Two things. One is efficiency. Anything that can make the process of making content faster—or just cut out aspects of the process that I don't necessarily enjoy. I did not go into YouTube to be an editor or graphic designer, so things that take that off my plate are awesome. And then the other is augmenting creativity and brainstorming. For those moments when I'm trying to write a script, or trying to draft an outline for a talk—or something like that—and I'm not totally sure what I want to say, or the points I want to hit, it can be helpful to use AI tools to give me something to work with. What often happens is that whatever is generated, I look at and I'm like, this is not what I want. But now that I know what I don't want, I can start writing things that I do. 

Those are pretty much the two ways that that I tend to use it: making it so that I don't have to do things that I don't want to do, and helping me brainstorm when my mind is not working correctly.

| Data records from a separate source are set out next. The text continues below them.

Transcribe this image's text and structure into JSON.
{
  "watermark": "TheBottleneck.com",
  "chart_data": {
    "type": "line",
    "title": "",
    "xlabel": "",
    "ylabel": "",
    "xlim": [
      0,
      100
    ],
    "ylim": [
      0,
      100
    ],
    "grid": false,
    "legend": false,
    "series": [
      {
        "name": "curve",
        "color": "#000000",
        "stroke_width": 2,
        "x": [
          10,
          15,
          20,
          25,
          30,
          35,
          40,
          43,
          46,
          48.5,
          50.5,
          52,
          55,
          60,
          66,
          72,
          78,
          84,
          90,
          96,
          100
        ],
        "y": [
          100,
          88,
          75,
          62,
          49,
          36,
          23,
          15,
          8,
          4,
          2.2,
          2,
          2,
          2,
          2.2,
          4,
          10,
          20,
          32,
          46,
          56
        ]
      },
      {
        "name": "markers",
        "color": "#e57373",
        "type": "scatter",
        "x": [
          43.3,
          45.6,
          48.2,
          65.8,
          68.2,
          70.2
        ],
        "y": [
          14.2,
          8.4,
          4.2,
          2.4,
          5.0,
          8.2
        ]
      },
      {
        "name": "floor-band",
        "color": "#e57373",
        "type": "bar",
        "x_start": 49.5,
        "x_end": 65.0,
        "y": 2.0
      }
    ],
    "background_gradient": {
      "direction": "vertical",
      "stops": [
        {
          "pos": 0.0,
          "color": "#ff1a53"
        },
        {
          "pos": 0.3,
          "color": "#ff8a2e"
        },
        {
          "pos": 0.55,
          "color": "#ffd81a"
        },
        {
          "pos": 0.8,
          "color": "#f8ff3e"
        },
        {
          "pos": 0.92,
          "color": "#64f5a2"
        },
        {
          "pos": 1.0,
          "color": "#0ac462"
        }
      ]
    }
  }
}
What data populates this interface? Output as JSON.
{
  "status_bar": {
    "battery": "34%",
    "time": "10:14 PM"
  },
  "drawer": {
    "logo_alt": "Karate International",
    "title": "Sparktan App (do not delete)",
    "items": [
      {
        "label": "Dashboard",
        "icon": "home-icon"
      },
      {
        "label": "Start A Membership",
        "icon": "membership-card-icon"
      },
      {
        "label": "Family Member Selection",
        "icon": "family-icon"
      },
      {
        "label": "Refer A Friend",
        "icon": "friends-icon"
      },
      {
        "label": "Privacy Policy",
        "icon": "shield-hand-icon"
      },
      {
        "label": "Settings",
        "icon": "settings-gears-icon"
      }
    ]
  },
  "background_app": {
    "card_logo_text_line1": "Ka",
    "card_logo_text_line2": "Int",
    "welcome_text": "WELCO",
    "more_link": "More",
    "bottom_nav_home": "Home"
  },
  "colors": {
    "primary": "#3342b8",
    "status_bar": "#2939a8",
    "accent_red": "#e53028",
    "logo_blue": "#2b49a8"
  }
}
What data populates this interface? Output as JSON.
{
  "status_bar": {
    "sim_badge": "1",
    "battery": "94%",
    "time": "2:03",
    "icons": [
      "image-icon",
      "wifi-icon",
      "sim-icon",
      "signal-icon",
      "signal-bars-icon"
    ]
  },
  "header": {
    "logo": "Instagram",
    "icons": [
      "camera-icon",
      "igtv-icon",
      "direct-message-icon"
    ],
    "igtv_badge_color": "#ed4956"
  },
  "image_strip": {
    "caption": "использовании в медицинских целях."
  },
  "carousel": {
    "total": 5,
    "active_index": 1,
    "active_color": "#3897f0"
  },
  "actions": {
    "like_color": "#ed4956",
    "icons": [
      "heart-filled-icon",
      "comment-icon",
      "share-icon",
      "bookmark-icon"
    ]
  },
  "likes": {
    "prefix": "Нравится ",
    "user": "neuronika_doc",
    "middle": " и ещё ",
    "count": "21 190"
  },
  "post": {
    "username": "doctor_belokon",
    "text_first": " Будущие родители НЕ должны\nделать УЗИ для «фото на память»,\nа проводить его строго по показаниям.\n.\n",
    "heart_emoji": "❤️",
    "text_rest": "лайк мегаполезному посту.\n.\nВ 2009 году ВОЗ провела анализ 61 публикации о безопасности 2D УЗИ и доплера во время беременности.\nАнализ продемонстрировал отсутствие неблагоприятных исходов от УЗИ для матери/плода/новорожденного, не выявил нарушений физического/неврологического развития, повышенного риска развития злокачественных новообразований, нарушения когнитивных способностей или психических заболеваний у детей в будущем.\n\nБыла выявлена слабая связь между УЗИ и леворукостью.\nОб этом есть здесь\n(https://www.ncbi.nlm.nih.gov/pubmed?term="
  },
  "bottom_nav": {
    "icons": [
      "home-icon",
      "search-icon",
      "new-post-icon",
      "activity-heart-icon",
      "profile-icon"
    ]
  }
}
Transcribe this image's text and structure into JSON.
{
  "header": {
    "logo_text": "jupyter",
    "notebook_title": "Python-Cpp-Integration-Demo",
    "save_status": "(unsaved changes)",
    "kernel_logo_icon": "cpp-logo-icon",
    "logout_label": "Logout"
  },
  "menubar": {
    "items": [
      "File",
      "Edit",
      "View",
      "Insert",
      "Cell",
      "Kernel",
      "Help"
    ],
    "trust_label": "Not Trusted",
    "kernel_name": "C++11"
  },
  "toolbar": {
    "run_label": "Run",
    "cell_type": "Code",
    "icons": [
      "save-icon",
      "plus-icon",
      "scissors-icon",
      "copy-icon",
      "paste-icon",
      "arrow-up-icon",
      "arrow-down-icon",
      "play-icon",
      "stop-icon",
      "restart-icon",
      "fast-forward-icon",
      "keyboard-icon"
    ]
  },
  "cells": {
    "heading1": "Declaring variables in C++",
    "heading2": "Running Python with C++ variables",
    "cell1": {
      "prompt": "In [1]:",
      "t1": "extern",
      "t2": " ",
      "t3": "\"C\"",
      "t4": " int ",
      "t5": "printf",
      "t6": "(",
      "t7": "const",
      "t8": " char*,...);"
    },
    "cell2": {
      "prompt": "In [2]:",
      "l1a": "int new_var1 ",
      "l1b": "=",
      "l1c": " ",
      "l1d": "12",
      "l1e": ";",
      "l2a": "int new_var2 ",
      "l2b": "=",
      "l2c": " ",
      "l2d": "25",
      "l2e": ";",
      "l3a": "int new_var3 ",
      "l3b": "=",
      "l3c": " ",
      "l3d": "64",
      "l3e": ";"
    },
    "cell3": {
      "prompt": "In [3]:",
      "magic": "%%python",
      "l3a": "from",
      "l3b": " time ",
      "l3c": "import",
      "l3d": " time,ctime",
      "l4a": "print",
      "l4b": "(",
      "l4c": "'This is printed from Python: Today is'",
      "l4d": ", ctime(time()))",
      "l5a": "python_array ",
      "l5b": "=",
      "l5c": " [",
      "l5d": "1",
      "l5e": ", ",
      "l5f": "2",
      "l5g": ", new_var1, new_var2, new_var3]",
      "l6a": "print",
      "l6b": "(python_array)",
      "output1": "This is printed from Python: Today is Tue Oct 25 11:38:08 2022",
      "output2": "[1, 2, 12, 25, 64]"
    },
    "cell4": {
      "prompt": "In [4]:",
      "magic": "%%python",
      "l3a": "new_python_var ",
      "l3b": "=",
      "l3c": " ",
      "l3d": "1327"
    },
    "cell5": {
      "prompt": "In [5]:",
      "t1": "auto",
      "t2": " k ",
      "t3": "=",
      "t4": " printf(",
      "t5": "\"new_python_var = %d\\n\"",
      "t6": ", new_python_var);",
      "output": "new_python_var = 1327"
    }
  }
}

In those moments do you view AI as a collaborator, or a tool you’re using?
Using.

Why?
In my mind, you collaborate with people, and you use tools. I would say there are cases in which I think “augment” works. But when I use Canva’s background remover, I don’t see that as being functionally different than doing it manually in Photoshop. So if Photoshop is also augmenting my productivity, then yeah, the AI tool is too. But they’re both tools that I’m using for a particular end.

As a creator, can you elaborate on the creative side of things? What is it about AI and creativity that you find most exciting?
I hope that it makes getting into creative pursuits more accessible to more people. If you aren’t someone who would normally draw things, but you might want to get into graphic design, and you want to use these tools to help you create cool and interesting things, I think that's great. There's obviously the underlying dataset copyright issue that come with that. But because I use AI primarily to help me be more creative, I'm always on the lookout for tools that will keep helping me do that.

Are there any particular areas? You make videos, you write, you speak, and you’ve even used it to cook and make drinks
I’m not holding my breath for AI being a good cook. I’m not waiting on that one. 

This isn’t for creativity, but tools that help you spend more time being creative—Opus comes to mind. You give it a YouTube link, and it cuts your video into shorts with captions. And it uses GPT-4 to figure out what areas have the best hook, so that it can optimize for performance. That's an example of something I think is cool, because I don't enjoy the process of recutting my videos down for short form. It gives me much more time to go make more content that I think is interesting than having to deal with this. 

For the person who’s been hearing a lot about AI and AI tools, and is maybe wondering how to use them in their working lives, how do they decide what’s worth paying attention to and what they can ignore?
If you are a business owner, or if you work at a company that is interested in using AI, what is your goal? What do you want to achieve? What is the thing that your company is trying to do? Ideally, you find the tools—or the AI tools—that help you reach that. But the goal shouldn’t necessarily be, “GPT-6 just came out, so now we have to figure out how we're going to shoehorn it into our company workflow.” The human goal should come first. In my head, at least, the goal should never be to use AI for the sake of using AI.

This interview has been edited and condensed for clarity.